- • 1911: 55,259 acres (223.63 km^{2})
- • 1931: 54,742 acres (221.53 km^{2})
- • 1901: 8,709
- • 1931: 8,334
- • Created: 1894
- • Abolished: 1935
- • Succeeded by: Cheltenham Rural District, North Cotswold Rural District
- Status: Rural district
- • HQ: Winchcombe

= Winchcombe Rural District =

Former local government area in the UK

Winchcombe was, from 1894 to 1935, a rural district in the Cotswolds area of England. It included parts of two administrative counties: Gloucestershire and Worcestershire.

==Formation==
The rural district was created by the Local Government Act 1894 as the successor to the Winchcombe Rural Sanitary District. The rural district was governed by a directly elected rural district council (RDC), which replaced the rural sanitary authority that had comprised the poor law guardians for the area.

==Parishes==
The district consisted of twenty-nine civil parishes.

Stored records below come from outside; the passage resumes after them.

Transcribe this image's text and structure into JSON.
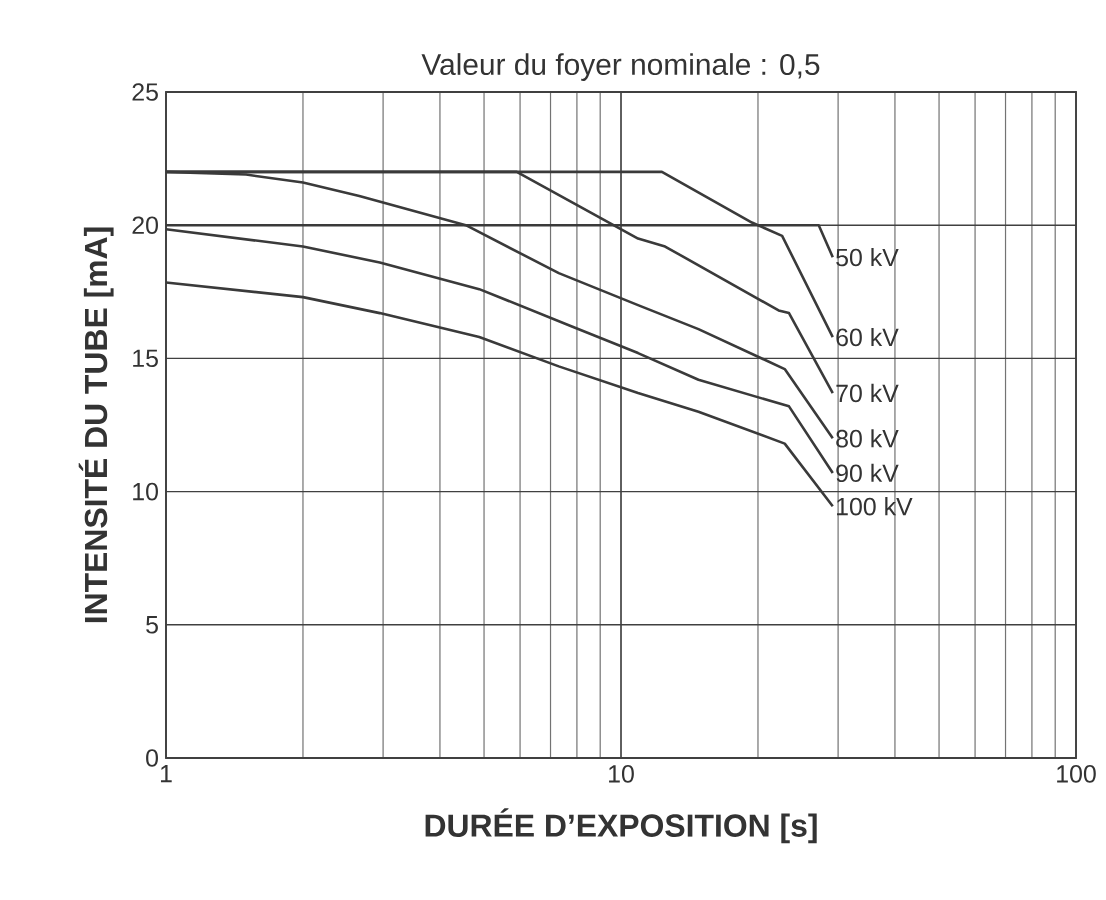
{
  "chart_data": {
    "type": "line",
    "title": "Valeur du foyer nominale : 0,5",
    "xlabel": "DURÉE D’EXPOSITION [s]",
    "ylabel": "INTENSITÉ DU TUBE [mA]",
    "log": "x",
    "xlim": [
      1,
      100
    ],
    "xticks": [
      1,
      10,
      100
    ],
    "ylim": [
      0,
      25
    ],
    "yticks": [
      0,
      5,
      10,
      15,
      20,
      25
    ],
    "grid": true,
    "marker": "none",
    "line_style": "solid",
    "series": [
      {
        "name": "50 kV",
        "color": "#3a3a3a",
        "x": [
          1,
          27.2,
          29.2
        ],
        "values": [
          20,
          20,
          18.8
        ]
      },
      {
        "name": "60 kV",
        "color": "#3a3a3a",
        "x": [
          1,
          12.3,
          19.4,
          22.6,
          29.2
        ],
        "values": [
          22,
          22,
          20.1,
          19.6,
          15.8
        ]
      },
      {
        "name": "70 kV",
        "color": "#3a3a3a",
        "x": [
          1,
          5.9,
          10.9,
          12.5,
          22.2,
          23.4,
          29.2
        ],
        "values": [
          22,
          22,
          19.5,
          19.2,
          16.8,
          16.7,
          13.7
        ]
      },
      {
        "name": "80 kV",
        "color": "#3a3a3a",
        "x": [
          1,
          1.5,
          2.0,
          2.66,
          4.56,
          7.3,
          10.9,
          14.8,
          22.9,
          29.2
        ],
        "values": [
          22,
          21.9,
          21.6,
          21.1,
          20.0,
          18.2,
          17.0,
          16.1,
          14.6,
          12.0
        ]
      },
      {
        "name": "90 kV",
        "color": "#3a3a3a",
        "x": [
          1,
          2.0,
          2.95,
          4.88,
          7.8,
          10.9,
          14.8,
          23.4,
          29.2
        ],
        "values": [
          19.85,
          19.2,
          18.6,
          17.6,
          16.2,
          15.2,
          14.2,
          13.2,
          10.7
        ]
      },
      {
        "name": "100 kV",
        "color": "#3a3a3a",
        "x": [
          1,
          2.0,
          2.95,
          4.88,
          7.3,
          10.9,
          14.8,
          22.9,
          29.2
        ],
        "values": [
          17.85,
          17.3,
          16.7,
          15.8,
          14.7,
          13.7,
          13.0,
          11.8,
          9.45
        ]
      }
    ]
  }
}
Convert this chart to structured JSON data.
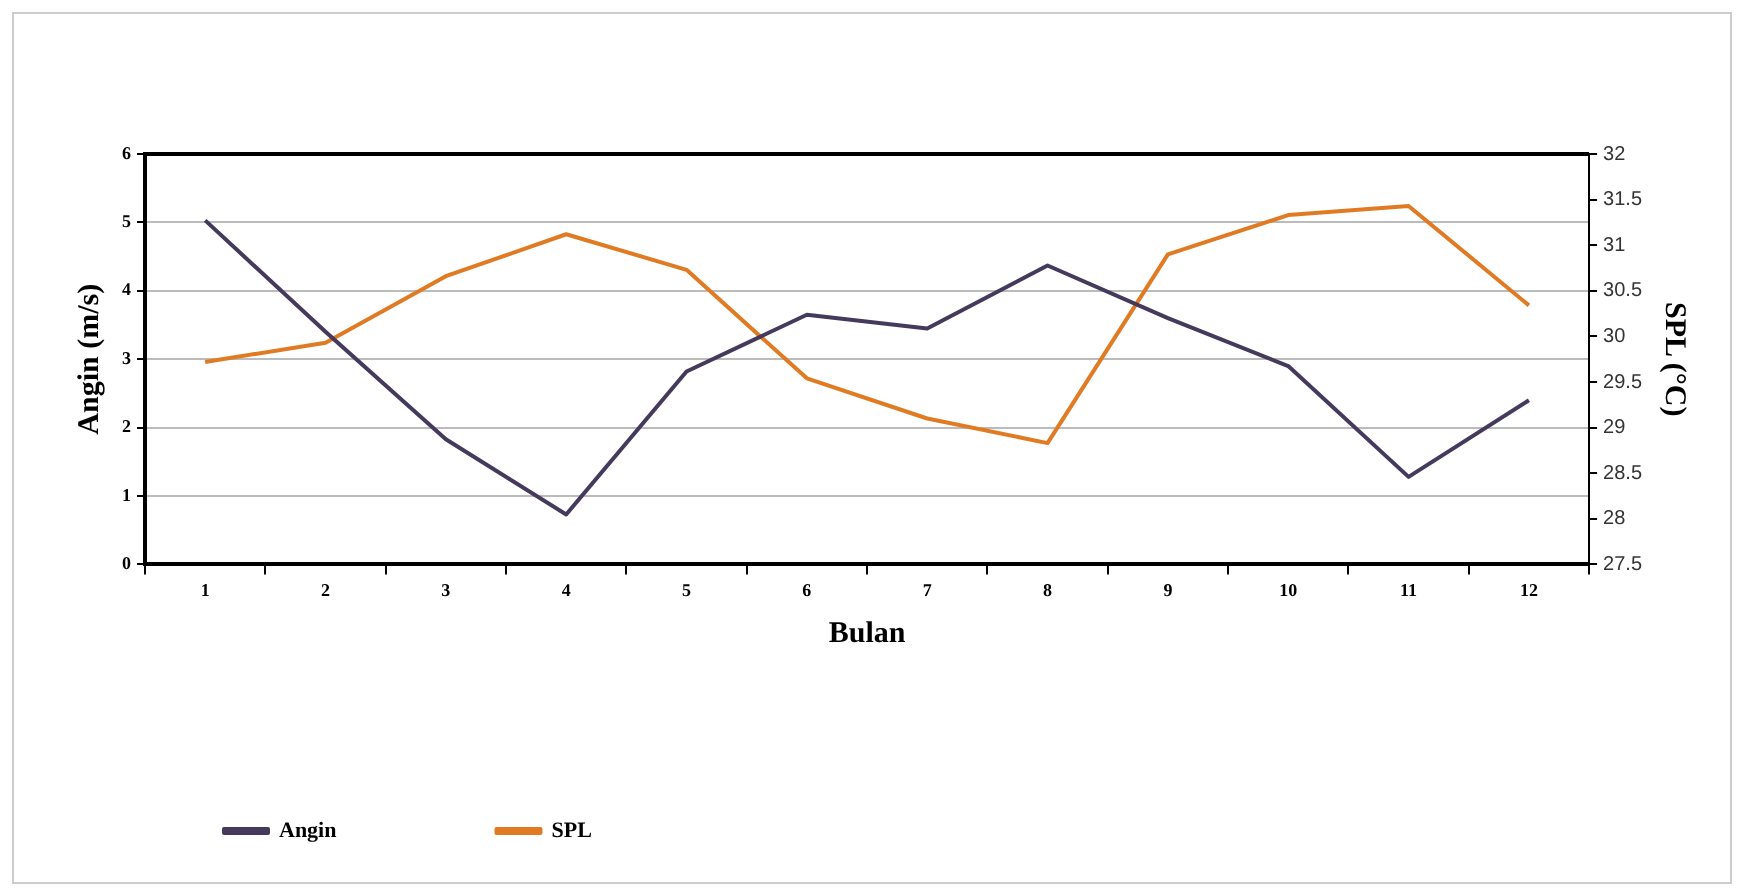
{
  "chart_data": {
    "type": "line",
    "xlabel": "Bulan",
    "ylabel": "Angin (m/s)",
    "y2label": "SPL (°C)",
    "categories": [
      "1",
      "2",
      "3",
      "4",
      "5",
      "6",
      "7",
      "8",
      "9",
      "10",
      "11",
      "12"
    ],
    "series": [
      {
        "name": "Angin",
        "color": "#463a5c",
        "values": [
          5.03,
          3.4,
          1.83,
          0.73,
          2.82,
          3.65,
          3.45,
          4.37,
          3.6,
          2.9,
          1.28,
          2.4
        ]
      },
      {
        "name": "SPL",
        "color": "#e07b24",
        "axis": "y2",
        "values": [
          29.72,
          29.93,
          30.66,
          31.12,
          30.73,
          29.54,
          29.1,
          28.83,
          30.9,
          31.33,
          31.43,
          30.34
        ]
      }
    ],
    "ylim": [
      0,
      6
    ],
    "yticks": [
      0,
      1,
      2,
      3,
      4,
      5,
      6
    ],
    "y2lim": [
      27.5,
      32
    ],
    "y2ticks": [
      27.5,
      28,
      28.5,
      29,
      29.5,
      30,
      30.5,
      31,
      31.5,
      32
    ],
    "grid": "y",
    "legend": "bottom left",
    "marker": "none",
    "line_style": "solid"
  }
}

Twenty-eight parishes were in Gloucestershire, while the parish of Cutsdean was a detached part of Worcestershire. In 1931 the county boundaries were altered and Cutsdean was transferred to Gloucestershire. However another parish in the rural district, Beckford, was transferred from Gloucestershire to Worcestershire at the same time. Two years later Beckford was transferred back to Worcestershire and to Evesham Rural District.

The following parishes were in the district:

- Alderton
- Alstone
- Beckford (until 1931)
- Bishop's Cleeve
- Buckland
- Charlton Abbots
- Cutsdean
- Didbrook
- Dumbleton
- Gotherington
- Great Washbourne
- Guiting Power
- Hailes
- Hawling
- Little Washbourne
- Pinnock and Hyde
- Prescott
- Roel
- Snowshill
- Southam and Brockhampton
- Stanley Pontlarge
- Stanton
- Stanway
- Sudeley Manor
- Temple Guiting
- Toddington
- Winchcombe
- Woodmancote
- Wormington

==Abolition==
Under the Local Government Act 1929 county councils were given the duty of reviewing the districts within their county. The County of Gloucester Review Order 1935 came into effect on 1 April 1935, and led to the abolition of a number of small urban and rural districts in the county. Winchcombe Rural District was dissolved, with its area redistributed between Cheltenham Rural District and a new North Cotswold Rural District.